Christmas 2012

It's the most wonderful time of the year!  That thought keeps ringing through my head this year. 

While I was in Memphis, Jason and Samantha were battling colds at home.  I had hoped Alli and I would miss out on their germs being so far away, however, they persisted in to that next week and sure enough Alli started getting symptoms early last week...just in time for Christmas.  So, here we are, day 5 in the picu at Scottish Rite, on the bi-pap machine.  I brought her in Friday night when her oxygen requirements were beyond what we could give her at home and she started to show signs of having to work too hard to breathe. 

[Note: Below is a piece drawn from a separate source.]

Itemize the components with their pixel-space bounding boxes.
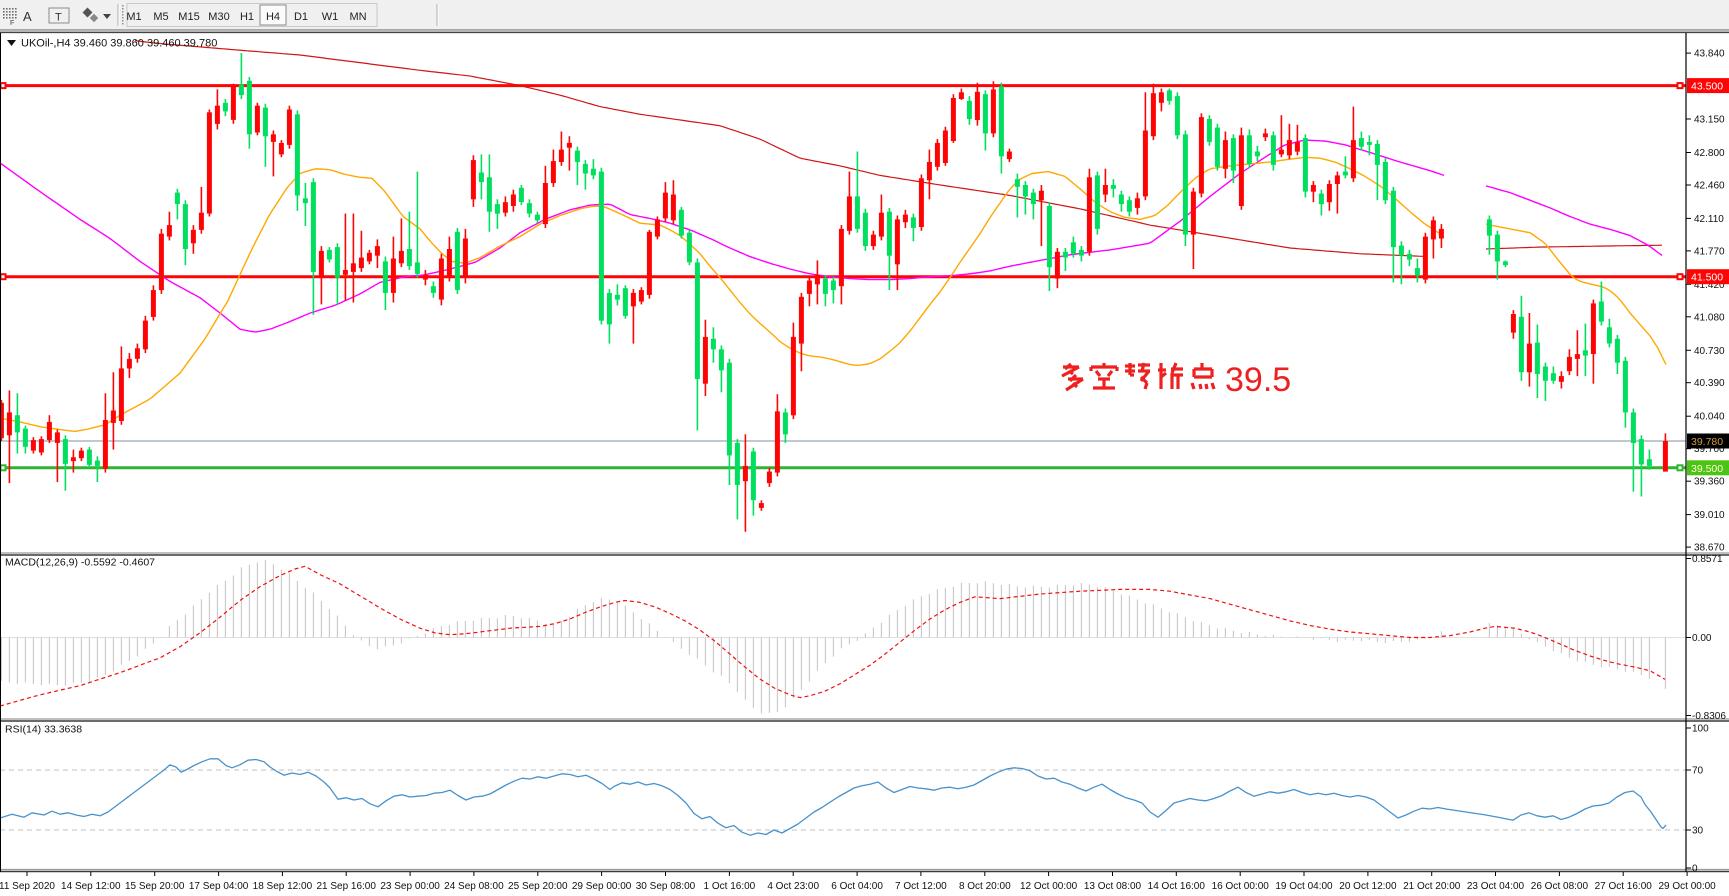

Fortunately, Jay and Linda (Jason's parents) arrived early Saturday and have been helping us hold down the fort the last few days.  Jason stayed with Alli while I took Samantha to the Christmas Eve children's mass.  Given the number of children and the associated holiday excitement I could relax a little bit about her usual church inspired chatiness and antics.  I went home early Christmas morning and was there with her while she opened her presents.  Jason left shortly after breakfast to be with Alli and we all joined him later.  Samantha played hospital bingo with Jason and me while Linda and Jay spent some time with Alli.  Scottish Rite does an amazing job of bringing Christmas joy to the children here.  Alli had a sack of presents from Santa waiting for her when she woke up.  Dinner was brought in for families.  They had bingo in the lobby for patients and families.  They really do their best to make sure the day is special for patients and families.  We celebrated Christmas dinner later that day with Samantha's friend Gabriela Elisa and her parents.  The girls thoroughly enjoyed themselves and played so nicely together. 

We gave Jay and Linda a break today and they are in Raleigh until Friday visiting with Jason's brother and his family.  We have our hospital routine down pat and are enjoying some individual quality time with SJ during the day.  Then we join her together for dinner at night during change of shift at the hospital.

Alli is doing ok.  She is bummed out about the bi-pap.  The mask is more invasive than her usual oxygen cannula, but is necessary at this point to ensure adequate oxygenation and protection of her heart.  They did an echo earlier this week to make sure her function looked good and all appeared to be status quo.  So, we are grateful for that.  Prior to bringing her in, we were starting to see some progress toward sitting up and propping.  I am hopeful that will return once she is feeling better and off the machine.  It is hard to judge what is going on with her seizures when she isn't feeling well.  She doesn't appear to be having seizures while in bed, but I did notice a couple of head drops when I sat her up the other day.  She is due for another eeg next week (assuming she is well enough), so we will address the head drops then.  If there hasn't been sufficient improvement in the eeg, then we will explore a couple of other options - either the ketogenic diet, or a drug called Onfi (clobazam).  We have another infantile spasms friend that has had some success with Onfi and are hopeful that if the depakote/vigabatrin cocktail doesn't knock it out for Alli, that the Onfi will do the trick and we can hopefully put this behind us.  In the meantime, we are trying to be patient (and persistent) as she works her way through this.

We are looking forward to the arrival of my parents (weather pending) next week.  It is so nice that Samantha will be able to spend time with both sets of grandparents over her holiday break.  She always enjoys the special treatment and extra attention that only grandparents can bring.  Grandpa John's to-do list is growing by the day.  Tile to be fixed here, painting there, ceiling tile down the basement...

We hope everyone has a happy new year.  We are looking forward to see what the year will bring.  We are anxious to meet our new little guy and get his room set up in the coming weeks.